Klein bezeichnete die Vorwürfe als durchwegs unwahr, die Abklärungen im Vorfeld des Börsengangs seien mit der nötigen Sorgfalt erfolgt. Den Bericht eines Leerverkäufers, der über einen möglichen Absprung von Multiplans wichtigstem Kunden spekulierte, sei voller «unfundierter» Behauptungen, sagte er in einem Interview mit einem Branchenportal. Eine Person aus dem Umfeld Kleins betont zudem, gegen den entsprechenden Leerverkäufer laufe eine Untersuchung des amerikanischen Justizministeriums wegen Marktmanipulation.
Die Multiplan-Klage hat bis zur Einigung auf den Vergleich im vergangenen November viel Aufsehen in der Finanzbranche und in spezialisierten Anwaltskanzleien auf sich gezogen. Viele der aufgebrachten Punkte, auch im Zusammenhang mit möglichen Interessenkonflikten, wären das erste Mal gerichtlich geklärt worden.

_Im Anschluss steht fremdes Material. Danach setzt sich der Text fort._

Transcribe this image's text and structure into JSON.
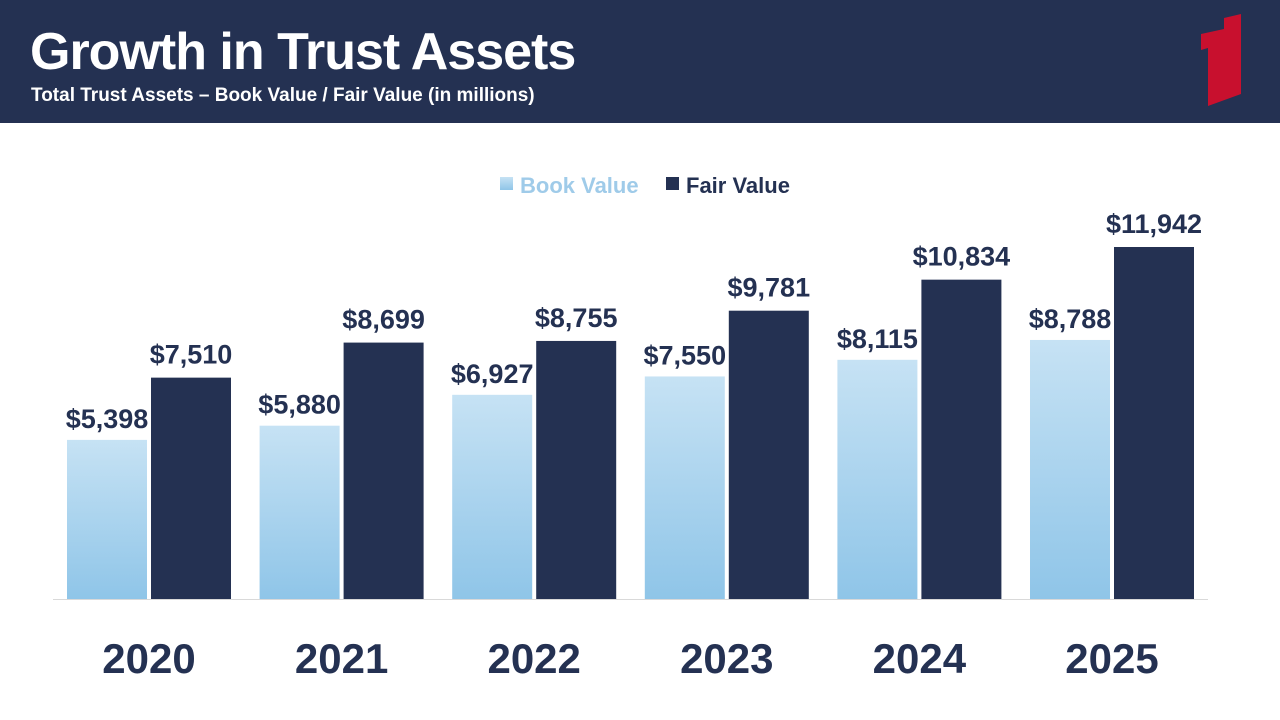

Klein hat nun also den juristischen Ballast aus der Vergangenheit abgeworfen – weitere Sammelklagen scheinen jedoch nicht ausgeschlossen, im Internet kursieren verschiedene Aufrufe von amerikanischen Anwaltskanzleien im Zusammenhang mit seinen Spac-Transaktionen.
CS-CEO Körner setzt ganz auf Michael Klein
Nun fokussiert sich Klein auf das, was er am besten kann: Investorengelder einsammeln für die neue Investmentbank CS First Boston. Laut Medienberichten sollen der saudiarabische Staatsfonds und die CS-Grossaktionärin Saudi National Bank an einer Beteiligung interessiert sein.
Der CS-CEO Ulrich Körner zeigt sich vor diesem Hintergrund über die Kritik an seinem neuen Starbanker unbeeindruckt: Der Deal mit Klein bereite ihm «null Sorgen», sagte er kürzlich in einem Interview mit dem amerikanischen Fernsehsender CNBC. Alles laufe auf professionellste Weise ab. «Ich freue mich sehr auf Michaels Antritt, denn Michael ist ein hervorragender Banker, ein hervorragender Geschäftsmann, und er ist sehr unternehmerisch veranlagt, und deshalb möchte ich gemeinsam mit ihm auf eine Reise gehen. Ich bin also sehr positiv gestimmt.»